Nach einem weiteren Gutachten von Rambøll-Management zum Finanzierungssystem der Integrationskurse aus Dezember 2009 bewegt sich die von der Mehrheit der befragten Träger bezahlte Lehrkräftevergütung zwischen 15 € und 30 € pro Unterrichtseinheit.
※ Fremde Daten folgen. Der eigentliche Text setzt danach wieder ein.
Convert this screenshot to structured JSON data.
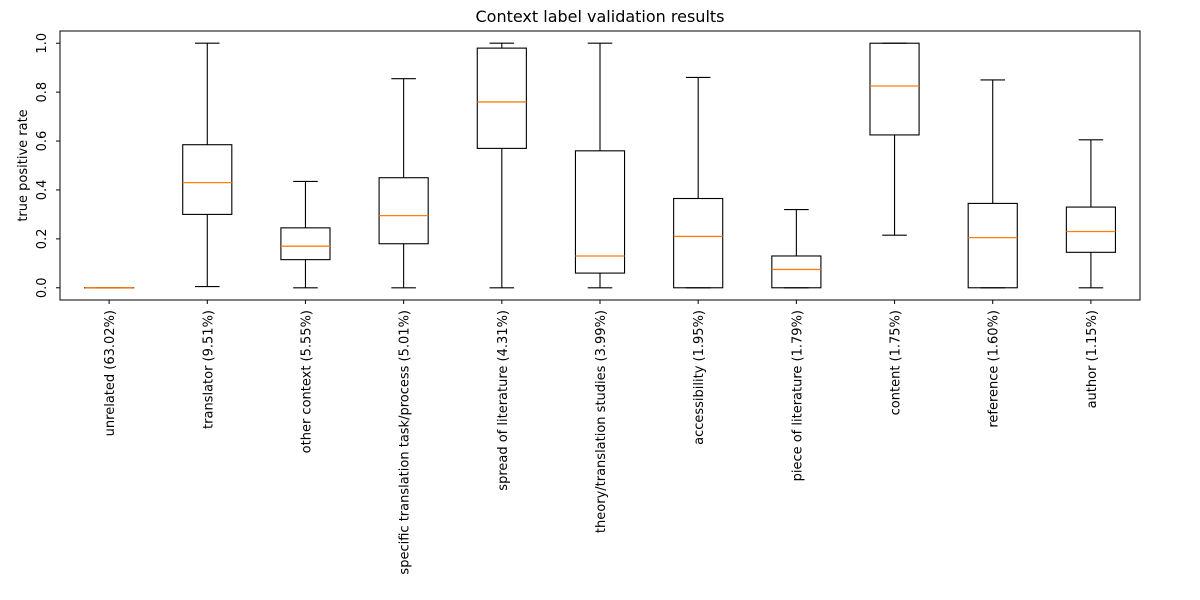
{
  "chart_data": {
    "type": "box",
    "title": "Context label validation results",
    "xlabel": "",
    "ylabel": "true positive rate",
    "ylim": [
      -0.05,
      1.05
    ],
    "yticks": [
      0.0,
      0.2,
      0.4,
      0.6,
      0.8,
      1.0
    ],
    "ytick_labels": [
      "0.0",
      "0.2",
      "0.4",
      "0.6",
      "0.8",
      "1.0"
    ],
    "grid": false,
    "categories": [
      "unrelated (63.02%)",
      "translator (9.51%)",
      "other context (5.55%)",
      "specific translation task/process (5.01%)",
      "spread of literature (4.31%)",
      "theory/translation studies (3.99%)",
      "accessibility (1.95%)",
      "piece of literature (1.79%)",
      "content (1.75%)",
      "reference (1.60%)",
      "author (1.15%)"
    ],
    "boxes": [
      {
        "whislo": 0.0,
        "q1": 0.0,
        "med": 0.0,
        "q3": 0.0,
        "whishi": 0.0
      },
      {
        "whislo": 0.005,
        "q1": 0.3,
        "med": 0.43,
        "q3": 0.585,
        "whishi": 1.0
      },
      {
        "whislo": 0.0,
        "q1": 0.115,
        "med": 0.17,
        "q3": 0.245,
        "whishi": 0.435
      },
      {
        "whislo": 0.0,
        "q1": 0.18,
        "med": 0.295,
        "q3": 0.45,
        "whishi": 0.855
      },
      {
        "whislo": 0.0,
        "q1": 0.57,
        "med": 0.76,
        "q3": 0.98,
        "whishi": 1.0
      },
      {
        "whislo": 0.0,
        "q1": 0.06,
        "med": 0.13,
        "q3": 0.56,
        "whishi": 1.0
      },
      {
        "whislo": 0.0,
        "q1": 0.0,
        "med": 0.21,
        "q3": 0.365,
        "whishi": 0.86
      },
      {
        "whislo": 0.0,
        "q1": 0.0,
        "med": 0.075,
        "q3": 0.13,
        "whishi": 0.32
      },
      {
        "whislo": 0.215,
        "q1": 0.625,
        "med": 0.825,
        "q3": 1.0,
        "whishi": 1.0
      },
      {
        "whislo": 0.0,
        "q1": 0.0,
        "med": 0.205,
        "q3": 0.345,
        "whishi": 0.85
      },
      {
        "whislo": 0.0,
        "q1": 0.145,
        "med": 0.23,
        "q3": 0.33,
        "whishi": 0.605
      }
    ],
    "colors": {
      "box": "#000000",
      "median": "#ff7f0e",
      "axes": "#000000",
      "background": "#ffffff"
    }
  }
}
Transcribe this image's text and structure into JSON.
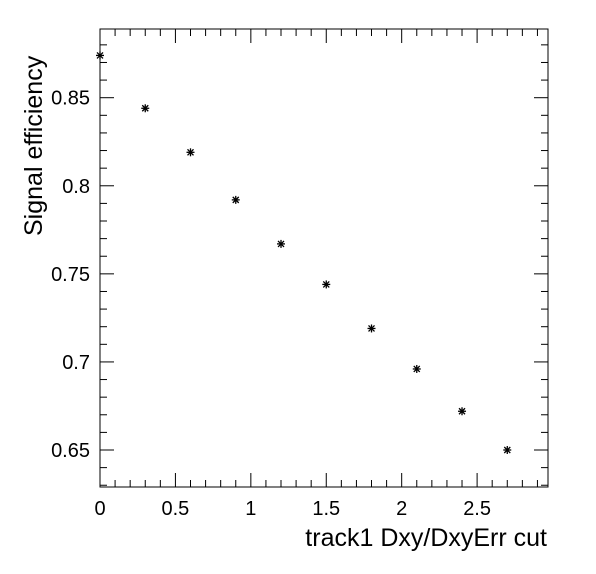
{
  "chart_data": {
    "type": "scatter",
    "title": "",
    "xlabel": "track1 Dxy/DxyErr cut",
    "ylabel": "Signal efficiency",
    "xlim": [
      0,
      2.97
    ],
    "ylim": [
      0.629,
      0.889
    ],
    "grid": false,
    "legend": "none",
    "marker": "asterisk",
    "x_ticks": [
      0,
      0.5,
      1,
      1.5,
      2,
      2.5
    ],
    "x_tick_labels": [
      "0",
      "0.5",
      "1",
      "1.5",
      "2",
      "2.5"
    ],
    "y_ticks": [
      0.65,
      0.7,
      0.75,
      0.8,
      0.85
    ],
    "y_tick_labels": [
      "0.65",
      "0.7",
      "0.75",
      "0.8",
      "0.85"
    ],
    "x": [
      0,
      0.3,
      0.6,
      0.9,
      1.2,
      1.5,
      1.8,
      2.1,
      2.4,
      2.7
    ],
    "y": [
      0.874,
      0.844,
      0.819,
      0.792,
      0.767,
      0.744,
      0.719,
      0.696,
      0.672,
      0.65
    ]
  }
}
Der für die Gesamtheit der Kursträger ermittelte Mittelwert liegt bei 18,35 €; dies bedeutet im Vergleich zu anderen Berufsgruppen mit ähnlichen Anforderungen in der Tat eine unterdurchschnittliche Vergütung von Lehrkräften in Integrationskursen.
Auch wenn Ihre Einschätzung, dass die Dozentinnen und Dozenten "mit sittenwidrigen Dumpinghonoraren abgespeist" würden und die Träger "dauernd kurz vor dem Ruin" stünden, im Rambøll-Gutachten keine grundsätzliche Bestätigung findet, hält die nordrhein-westfälische Landesregierung eine angemessene Bezahlung der Lehrkräfte für zwingend erforderlich. Auch eine Rücknahme der vom BAMF im laufenden Jahr ergriffenen Maßnahmen zur Steuerung der Ausgaben bei den Integrationskursen, die zum Teil dazu führen, dass sich das Integrationskursangebot und damit auch die Situation der Lehrkräfte verschlechtert, wird aus Sicht der Landesregierung als notwendig erachtet. Dies gilt insbesondere für die Einschränkungen bei der Kursaufnahme von Zugewanderten, die freiwillig an einem Integrationskurs teilnehmen möchten.
Dies hat Integrationsminister Guntram Schneider in einem Gespräch mit dem Präsidenten des Bundesamtes für Migration und Flüchtlinge sehr deutlich gemacht. Auf Anregung Nordrhein-Westfalens wird sich auch die Integrationsministerkonferenz mit der Thematik befassen.
Lassen Sie mich abschließend die Gelegenheit nutzen, Ihnen für Ihre Arbeit "an der Basis" herzlich zu danken und Sie zu ermutigen, Ihr hohes Engagement bei der Ausübung Ihrer wichtigen Aufgabe aufrecht zu erhalten.